None of the other employees saw what happened before he fell or even how he fell. There was speculation that he had fallen off of his truck, but no one actually saw him fall. The truck had mud on the tires and wheel wells, the fallen employee had no mud on him. The employee had a fracture to his skull and had suffered a stroke before dying. The issue here is which came first. Did he have a stroke and then fall fracturing his skull or did he fall, fracture his skull and the fracture led to the stroke. The only evidence presented at trial of a fall from the truck was on the attending physician report and that doctor stated that he had been told by one of the other employees that the victim had fallen off of the truck.

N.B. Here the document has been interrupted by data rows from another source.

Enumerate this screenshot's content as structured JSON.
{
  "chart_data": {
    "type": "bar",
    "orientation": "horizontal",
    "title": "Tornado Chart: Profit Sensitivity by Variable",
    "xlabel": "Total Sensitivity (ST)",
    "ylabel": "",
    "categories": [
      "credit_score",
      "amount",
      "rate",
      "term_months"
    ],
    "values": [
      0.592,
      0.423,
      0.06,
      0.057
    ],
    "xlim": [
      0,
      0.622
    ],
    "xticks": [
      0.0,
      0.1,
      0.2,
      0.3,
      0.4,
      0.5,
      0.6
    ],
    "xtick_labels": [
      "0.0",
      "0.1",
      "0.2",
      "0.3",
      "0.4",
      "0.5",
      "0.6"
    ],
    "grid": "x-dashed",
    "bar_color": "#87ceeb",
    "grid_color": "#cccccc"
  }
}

The company brought forth medical records from 1952 when that particular driver had been rehired by the company. The doctors who had examined him had recommended that he not be rehired because his health was not suitable for the job. The doctor at that time had diagnosed him as overweight, with excessive hypertension, arteriosclerosis and alcoholism. This brings the concern back to the medical report from the date of the Truck accident that lists the cause of the injury as a fall from a truck. The doctor testified that he obtained that information from other employees. Each of the employees that was present on that date has testified and each one stated that they did not tell the Queens doctor that they saw him fall from the truck. In fact, they each stated that he was about ten feet from the truck when he fell and none of them saw him fall.